Son 25 yıldır dünyadaki teknolojik gelişmeler, küresel kentleşme, ekonomik dengesizlikler, çevresel krizlerin artışı, bilgi değiş tokuşunun hızı bütün meslekleri olduğu gibi mimarlık uygulamasının ve eğitiminin de derinden sorgulanmasına, yeniden tartışılmasına sebep olmuştur. Bilgisayarın eğitime girişi tasarım stüdyolarını 1990’lardan farklı bir duruma getirmiştir. 1990’da “temiz hava yasası” ve “Amerikan engelliler yasaları”; mimarlığı, kentleri ve çevreyi derinden etkilemiştir. Dijital teknolojiler (world wide web, cep telefonu, 2G sistemi, internet) 1990’lı yıllarda gelişmeye başlamıştır. Bu yıllardan sonra çok sayıda konferans yapılmış ve kitap basılmıştır (1). “Yapısal dilbilim ve postyapısalcı felsefe” mimarlık eğitiminde yerini almış; çok disiplinli çalışma potansiyeli ortaya çıkmıştır (Allan, 2012). Bilgi çağında mimari tasarımda topolojik mekan (topolojik mimari), izomorfik yüzeyler (izomorfik mimari), kinematik ve dinamik hareket (animate- canlandırma mimarisi), metamorfik mimari, parametrik tasarım (parametrik mimari), genetik algoritmalar tartışılmaktadır (Kolarevic, 2001).

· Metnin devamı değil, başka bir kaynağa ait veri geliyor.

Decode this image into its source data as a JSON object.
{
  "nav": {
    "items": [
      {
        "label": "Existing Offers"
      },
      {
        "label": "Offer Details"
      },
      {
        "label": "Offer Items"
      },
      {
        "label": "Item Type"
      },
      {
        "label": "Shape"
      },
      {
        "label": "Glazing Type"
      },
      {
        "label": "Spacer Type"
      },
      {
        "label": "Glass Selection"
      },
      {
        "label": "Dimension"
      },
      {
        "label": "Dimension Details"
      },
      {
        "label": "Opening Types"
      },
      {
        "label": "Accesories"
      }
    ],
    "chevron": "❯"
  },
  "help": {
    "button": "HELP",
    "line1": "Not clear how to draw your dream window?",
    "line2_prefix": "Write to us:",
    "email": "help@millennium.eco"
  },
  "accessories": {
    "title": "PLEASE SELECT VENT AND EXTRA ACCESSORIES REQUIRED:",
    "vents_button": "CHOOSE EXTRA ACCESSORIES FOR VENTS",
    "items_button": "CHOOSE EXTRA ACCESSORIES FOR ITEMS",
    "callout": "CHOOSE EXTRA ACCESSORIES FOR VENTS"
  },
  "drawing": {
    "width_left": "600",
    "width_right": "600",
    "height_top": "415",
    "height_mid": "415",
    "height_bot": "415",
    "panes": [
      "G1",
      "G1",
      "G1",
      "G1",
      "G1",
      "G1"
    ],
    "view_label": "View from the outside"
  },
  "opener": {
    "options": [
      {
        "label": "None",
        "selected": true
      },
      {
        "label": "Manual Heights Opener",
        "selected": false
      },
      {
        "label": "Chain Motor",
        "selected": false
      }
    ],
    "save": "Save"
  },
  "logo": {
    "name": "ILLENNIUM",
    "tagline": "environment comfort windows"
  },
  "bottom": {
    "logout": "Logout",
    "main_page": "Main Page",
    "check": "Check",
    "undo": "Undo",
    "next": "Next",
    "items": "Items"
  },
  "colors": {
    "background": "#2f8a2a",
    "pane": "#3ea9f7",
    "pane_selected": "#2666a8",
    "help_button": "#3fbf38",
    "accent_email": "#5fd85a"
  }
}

Günümüzde pek çok mimarlık eğitimcisi, dünyadaki gelişmelere bağlı olarak mimarlık eğitiminde yaşanan krizlerle başa çıkmanın yollarını aramakta ve araştırmalarını bu yönde yoğunlaştırmaktadır. Araştırmaların odak noktasında ise mimari tasarım stüdyoları için geliştirilen modeller yatmaktadır. Schön (1988) mimarlık eğitiminin mimarlık öğrencilerini “uygulayıcı pratisyenler” haline getirmeyi hedeflemesi gerektiğini savunmuştur. O, mimarlık stüdyolarını “tasarımda yansıtıcı uygulama” (1988, 4) olarak tanımlamaktadır. Bu bağlama göre, öğrenciler hem benzetme, hem de deneme ve hata yaparak öğrenirler. Bundan dolayı tasarım sadece bir “problem çözme” değildir. Durumun araç gereci ile yansıtıcı bir iletişimdir. Kuhn (2008), genel olarak üniversite eğitim modelini ve özellikle tasarım eğitim modelini karakterize eden pozitivizmin bilimsel paradigmasının yerine yeni bir alternatif paradigmayı tanımlamakta ve tartışmaktadır: “Bu terimi kullandığım karmaşıklık, bir düşünme tarzı ya da paradigmatik bir yaklaşımı ifade eder. Diğerleri bunu “karmaşıklık bilimleri” veya “karmaşıklık teorisi” olarak tanımladı…”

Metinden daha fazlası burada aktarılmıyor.